Columbia Farmers Market also offers invaluable visibility for the business, which is as much relational as it is transactional.
“People see you, they see you on social media, they see you at the farmers market,” Brittany explained. “They’ve watched our daughter grow up. I’ve watched their children grow up.”
A similar approach is used with the restaurants and chefs the Sullivans count as customers — and friends. The Sullivan Farms website, just one aspect of their modern farming marketing campaigns, details the Sullivans’ goals:
- Healthier, ethically raised meat
- Traceable food source with transparent practices
- Reduces reliance on industrial meat systems
- Promotes animal welfare and humane treatment standards
- Encourages environmentally friendly land use and soil health
- Boosts rural economies and preserves local food traditions
- Offers better taste, texture, and nutritional value through pasture-raised practices
- Empowers families to make informed, values-based food decisions
- Stronger connection between consumers and farmers
What Makes the Difference
“We’re not certified organic, per se, but we follow all organic practices,” Brittany said. The pigs are fed organic, non-GMO feed, there are no antibiotics or growth hormones in the feed, and part of the feeding regimen includes milk and whey products from Aurora Organic Dairy, the massive production plant off Route B in north Columbia.
Bill is especially eager to explain the free-range and rotational grazing practices that make the operation more sustainable.
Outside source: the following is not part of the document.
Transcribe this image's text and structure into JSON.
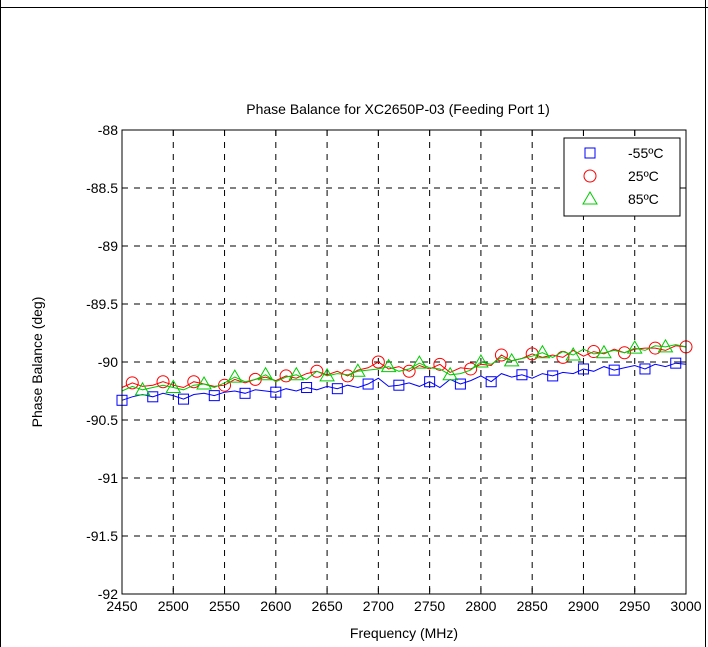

These regenerative practices also create better animal health, because after one area is used, it is tilled and planted to break the parasite cycle that is common to more confined pig feeding operations. He has also built custom shelters for animal comfort and safety. Those structures are among the examples of how Sullivan Farms is something of a hybrid mix of modern practices and yesteryear pig production.
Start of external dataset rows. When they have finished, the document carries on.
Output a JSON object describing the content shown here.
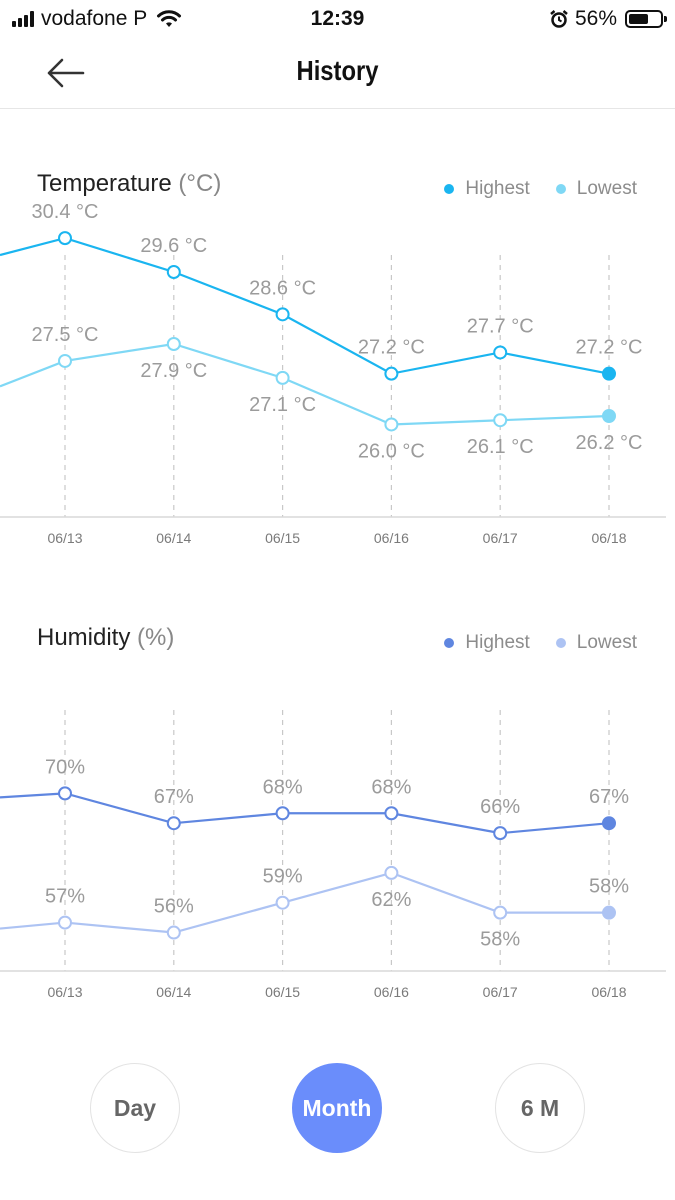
{
  "status_bar": {
    "carrier": "vodafone P",
    "time": "12:39",
    "battery": "56%",
    "icons": [
      "signal-icon",
      "wifi-icon",
      "alarm-icon",
      "battery-icon"
    ]
  },
  "nav": {
    "title": "History",
    "back_icon": "arrow-left-icon"
  },
  "colors": {
    "temp_high": "#1ab5f0",
    "temp_low": "#7fd8f5",
    "hum_high": "#5f86e0",
    "hum_low": "#adc3f3",
    "accent": "#6a8dfb"
  },
  "temperature": {
    "title": "Temperature",
    "unit": "(°C)",
    "legend_high": "Highest",
    "legend_low": "Lowest"
  },
  "humidity": {
    "title": "Humidity",
    "unit": "(%)",
    "legend_high": "Highest",
    "legend_low": "Lowest"
  },
  "period": {
    "options": [
      "Day",
      "Month",
      "6 M"
    ],
    "selected": "Month"
  },
  "chart_data": [
    {
      "type": "line",
      "title": "Temperature (°C)",
      "categories": [
        "06/13",
        "06/14",
        "06/15",
        "06/16",
        "06/17",
        "06/18"
      ],
      "series": [
        {
          "name": "Highest",
          "values": [
            30.4,
            29.6,
            28.6,
            27.2,
            27.7,
            27.2
          ],
          "labels": [
            "30.4 °C",
            "29.6 °C",
            "28.6 °C",
            "27.2 °C",
            "27.7 °C",
            "27.2 °C"
          ],
          "lead_in": 30.0
        },
        {
          "name": "Lowest",
          "values": [
            27.5,
            27.9,
            27.1,
            26.0,
            26.1,
            26.2
          ],
          "labels": [
            "27.5 °C",
            "27.9 °C",
            "27.1 °C",
            "26.0 °C",
            "26.1 °C",
            "26.2 °C"
          ],
          "lead_in": 26.9
        }
      ],
      "ylim": [
        22.8,
        31.3
      ],
      "grid": true,
      "legend": "top-right"
    },
    {
      "type": "line",
      "title": "Humidity (%)",
      "categories": [
        "06/13",
        "06/14",
        "06/15",
        "06/16",
        "06/17",
        "06/18"
      ],
      "series": [
        {
          "name": "Highest",
          "values": [
            70,
            67,
            68,
            68,
            66,
            67
          ],
          "labels": [
            "70%",
            "67%",
            "68%",
            "68%",
            "66%",
            "67%"
          ],
          "lead_in": 69.6
        },
        {
          "name": "Lowest",
          "values": [
            57,
            56,
            59,
            62,
            58,
            58
          ],
          "labels": [
            "57%",
            "56%",
            "59%",
            "62%",
            "58%",
            "58%"
          ],
          "lead_in": 56.4
        }
      ],
      "ylim": [
        47.2,
        80.4
      ],
      "grid": true,
      "legend": "top-right"
    }
  ]
}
The shelters — “hog huts” — are similar to what pig farmers used a hundred years ago, Bill said, pointing out that the huts have electricity to keep water from freezing. The electric fencing can be moved and set up, five acres at a time, in just one day.
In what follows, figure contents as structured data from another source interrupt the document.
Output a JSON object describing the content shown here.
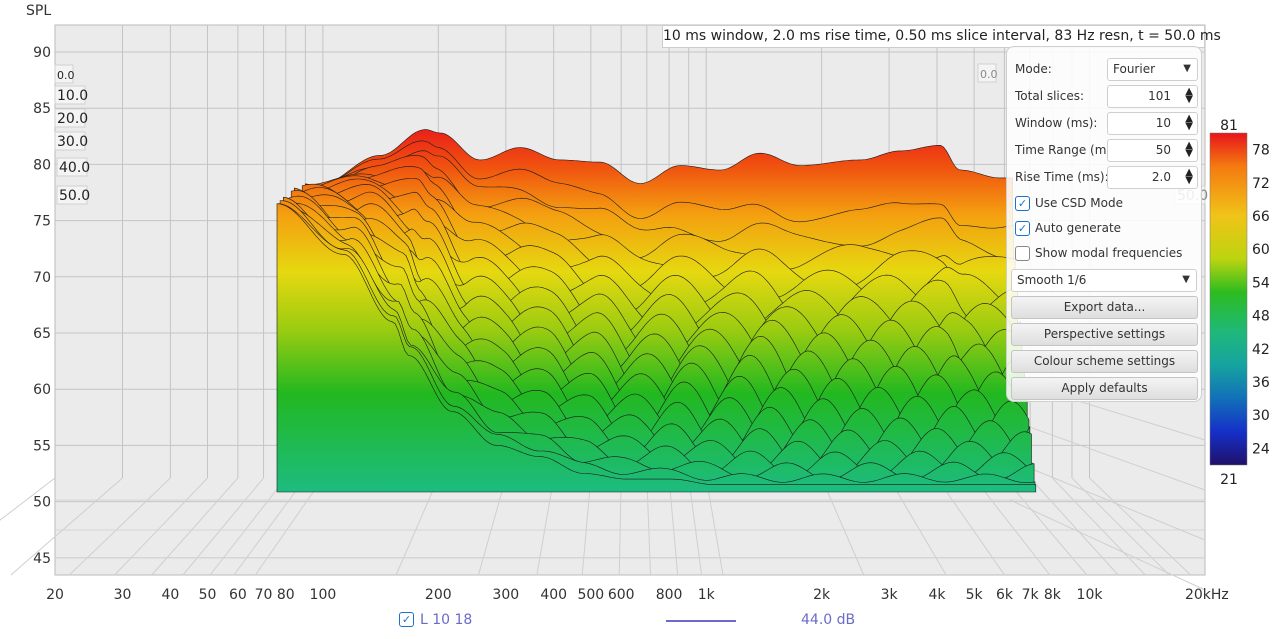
{
  "chart_data": {
    "type": "area",
    "subtype": "waterfall",
    "ylabel": "SPL",
    "x_scale": "log",
    "xlim": [
      20,
      20000
    ],
    "ylim": [
      43.5,
      92.5
    ],
    "grid": true,
    "x_ticks": [
      "20",
      "30",
      "40",
      "50",
      "60",
      "70",
      "80",
      "100",
      "200",
      "300",
      "400",
      "500",
      "600",
      "800",
      "1k",
      "2k",
      "3k",
      "4k",
      "5k",
      "6k",
      "7k",
      "8k",
      "10k",
      "20kHz"
    ],
    "x_tick_values": [
      20,
      30,
      40,
      50,
      60,
      70,
      80,
      100,
      200,
      300,
      400,
      500,
      600,
      800,
      1000,
      2000,
      3000,
      4000,
      5000,
      6000,
      7000,
      8000,
      10000,
      20000
    ],
    "y_ticks": [
      90,
      85,
      80,
      75,
      70,
      65,
      60,
      55,
      50,
      45
    ],
    "time_axis_labels": [
      "0.0",
      "10.0",
      "20.0",
      "30.0",
      "40.0",
      "50.0"
    ],
    "time_range_ms": [
      0,
      50
    ],
    "slice_t0": {
      "freq_hz": [
        98,
        141,
        185,
        202,
        257,
        327,
        415,
        528,
        672,
        855,
        1087,
        1381,
        1757,
        2520,
        3205,
        4075,
        4594,
        5840
      ],
      "spl_db": [
        78.2,
        80.8,
        83.1,
        82.8,
        80.4,
        81.5,
        80.4,
        80.2,
        78.3,
        79.9,
        79.5,
        81.0,
        79.9,
        80.4,
        81.2,
        81.7,
        79.5,
        78.8
      ]
    },
    "slice_t50": {
      "freq_hz": [
        98,
        141,
        185,
        202,
        257,
        327,
        415,
        528,
        672,
        855,
        1087,
        1381,
        1757,
        2520,
        3205,
        4075,
        4594,
        5840
      ],
      "spl_db": [
        76.5,
        72.0,
        66.0,
        63.0,
        58.0,
        55.0,
        54.0,
        52.5,
        52.0,
        52.0,
        51.5,
        51.5,
        51.5,
        51.5,
        51.5,
        51.5,
        51.5,
        51.5
      ]
    },
    "colorbar": {
      "ticks": [
        "81",
        "78",
        "72",
        "66",
        "60",
        "54",
        "48",
        "42",
        "36",
        "30",
        "24",
        "21"
      ],
      "range": [
        21,
        81
      ],
      "colors": [
        "#e8141c",
        "#f47a10",
        "#f0c418",
        "#d9dc10",
        "#3fc020",
        "#1fb87a",
        "#16a3a0",
        "#1270b8",
        "#1530c8",
        "#20106a"
      ]
    },
    "info": "10 ms window, 2.0 ms rise time, 0.50 ms slice interval, 83 Hz resn, t = 50.0 ms"
  },
  "panel": {
    "mode_label": "Mode:",
    "mode_value": "Fourier",
    "slices_label": "Total slices:",
    "slices_value": "101",
    "window_label": "Window (ms):",
    "window_value": "10",
    "range_label": "Time Range (ms):",
    "range_value": "50",
    "rise_label": "Rise Time (ms):",
    "rise_value": "2.0",
    "csd_label": "Use CSD Mode",
    "csd_checked": true,
    "auto_label": "Auto generate",
    "auto_checked": true,
    "modal_label": "Show modal frequencies",
    "modal_checked": false,
    "smooth_value": "Smooth 1/6",
    "export_label": "Export data...",
    "perspective_label": "Perspective settings",
    "colour_label": "Colour scheme settings",
    "defaults_label": "Apply defaults"
  },
  "legend": {
    "name": "L 10 18",
    "checked": true,
    "value": "44.0 dB",
    "color": "#6b6bc8"
  }
}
The regenerative practices are the biggest nod to pig farming a century ago. Rotate pens and feeding areas, regrow, regenerate.
“It’s not fighting against nature but cooperating with nature,” he said. “It’s a completely different mindset. We’re giving more back to the soil than what we’re taking from it.”
The ultimate result is pork with better flavor that keeps restaurants and other customers buying what Sullivan Farms produces. Discerning buyers, chefs, and diners can tell the difference in the marbling — the percentage of fat within the muscle/meat of the pig. The creamy white fat marbled throughout the meat carries more moisture and flavor, melting as the meat is cooked.
Honoring the Animals
Buyers will pay more for Sullivan Farms’ humanely raised pork versus pork from pigs raised on farms where they are closely confined to be fattened up on antibiotic- and hormone-laced grain byproducts.
“Our price is obviously higher, but the quality is different,” Brittany added. Another difference is that Sullivan Farms “tries to honor all the animals that are out here. We give them their best life,” she said. “We also try to utilize every aspect of the pig, too.”
Brittany’s face lights up with a smile when she tells about the vegetarian bed and breakfast owner who purchases her pork from Sullivan Farms, citing the farm’s humane treatment of the animals. That relationship is also another example of how the farm aims to bridge the disconnection from agriculture to the dinner table.
The Sullivans said that philosophy is a common denominator among the vendors and producers at Columbia Farmers Market.
“It’s definitely a community,” Brittany said. “That’s where we find our support and friendship. Because we’re kind of all in this together.”